There has been some interesting scepticism about the launch of Labour’s digital review. Some of it is errant nonsense. Computer Weekly again leads with the idea that it’s politicising GDS. As if the delivery of government services is simply a case of effective administration. But some of the reactions are more thought-provoking. This may be my favourite so far.
I’d love to contribute to the review. I met an interesting group of people last summer from Google, Virgin, the House of Lords and a local authority to discuss the formation of the group. They were impressive characters. And there are impressive people who’ve touched Labour’s digital thinking in recent years – Dominic Campbell stands out.
But there are four good reasons to be nervous:
- Reviews manage stakeholders, internal and external. They don’t generate innovative thinking. The early reaction has made that stakeholder management harder, not easier.
- It’s not clear that the review starts with an analysis of user need. Rather, it appears to focus on the relationship between the citizen and the state. All very Miliband, not very digital.
- The review doesn’t smack of Agile thinking. It doesn’t appear iterative. It’s all a bit PRINCE 2.
- It’s GDS-centric. Digital isn’t “whatever GDS does”. At the time of the election after next (presumably the horizon frame of the review), digital government will look very different. Beginning with an analysis of the strengths and weaknesses of the team at Aviation House is backward-looking.
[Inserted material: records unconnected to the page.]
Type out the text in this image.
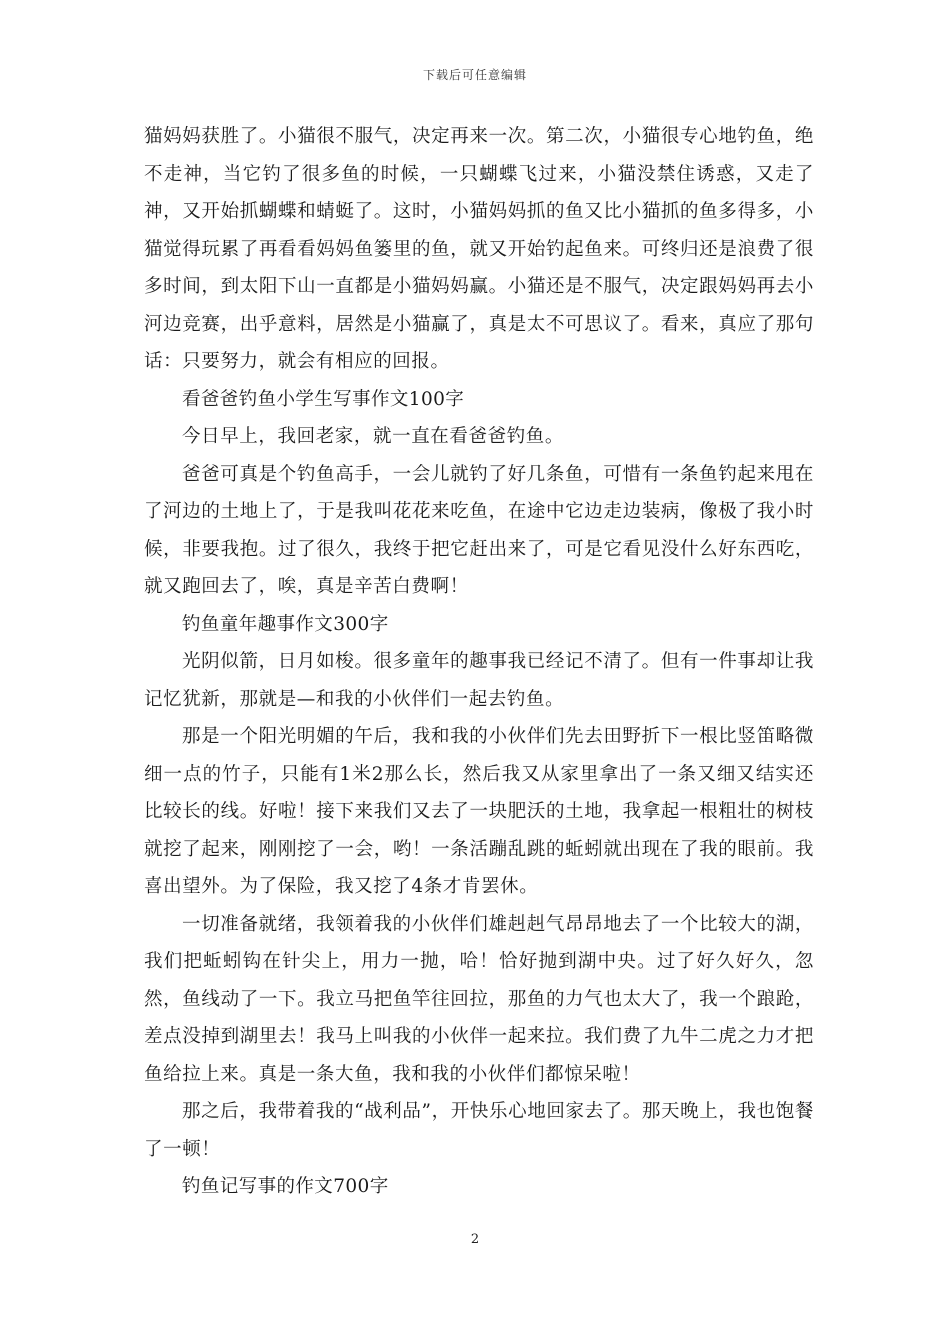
下载后可任意编辑

猫妈妈获胜了。小猫很不服气，决定再来一次。第二次，小猫很专心地钓鱼，绝不走神，当它钓了很多鱼的时候，一只蝴蝶飞过来，小猫没禁住诱惑，又走了神，又开始抓蝴蝶和蜻蜓了。这时，小猫妈妈抓的鱼又比小猫抓的鱼多得多，小猫觉得玩累了再看看妈妈鱼篓里的鱼，就又开始钓起鱼来。可终归还是浪费了很多时间，到太阳下山一直都是小猫妈妈赢。小猫还是不服气，决定跟妈妈再去小河边竞赛，出乎意料，居然是小猫赢了，真是太不可思议了。看来，真应了那句话：只要努力，就会有相应的回报。

看爸爸钓鱼小学生写事作文100字

今日早上，我回老家，就一直在看爸爸钓鱼。

爸爸可真是个钓鱼高手，一会儿就钓了好几条鱼，可惜有一条鱼钓起来甩在了河边的土地上了，于是我叫花花来吃鱼，在途中它边走边装病，像极了我小时候，非要我抱。过了很久，我终于把它赶出来了，可是它看见没什么好东西吃，就又跑回去了，唉，真是辛苦白费啊！

钓鱼童年趣事作文300字

光阴似箭，日月如梭。很多童年的趣事我已经记不清了。但有一件事却让我记忆犹新，那就是—和我的小伙伴们一起去钓鱼。

那是一个阳光明媚的午后，我和我的小伙伴们先去田野折下一根比竖笛略微细一点的竹子，只能有1米2那么长，然后我又从家里拿出了一条又细又结实还比较长的线。好啦！接下来我们又去了一块肥沃的土地，我拿起一根粗壮的树枝就挖了起来，刚刚挖了一会，哟！一条活蹦乱跳的蚯蚓就出现在了我的眼前。我喜出望外。为了保险，我又挖了4条才肯罢休。

一切准备就绪，我领着我的小伙伴们雄赳赳气昂昂地去了一个比较大的湖，我们把蚯蚓钩在针尖上，用力一抛，哈！恰好抛到湖中央。过了好久好久，忽然，鱼线动了一下。我立马把鱼竿往回拉，那鱼的力气也太大了，我一个踉跄，差点没掉到湖里去！我马上叫我的小伙伴一起来拉。我们费了九牛二虎之力才把鱼给拉上来。真是一条大鱼，我和我的小伙伴们都惊呆啦！

那之后，我带着我的“战利品”，开快乐心地回家去了。那天晚上，我也饱餐了一顿！

钓鱼记写事的作文700字

2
But it’s a review, there’s limited information available and who knows what it might turn up? So three questions to contribute to the debate:
- Where does it fit in Labour’s policy review? I understood most of that work was complete. So why is digital thinking late to the party?
- Where does Labour’s digital transformation story fit in? No – not the stuff about apps, tweets or even Nation Builder. But whether the shadow cabinet understands open policy making and the power of open data. It’s out of scope for this review but apparently not in scope for any others. The organisations I advise on digital transformation see digital as cutting across the full remit of the organisational scope. And it’s now about multi-channel, or even omni-channel. Not just digital.
- What’s Labour’s response to the change of skills and culture that GDS is aiming to bring about in the civil service? GDS has some of the brightest and best in their field, changing government as insurgents. What can Labour learn from that in terms of wiring Whitehall and delivering its relational state?
That’s a debate I’d love to be part of.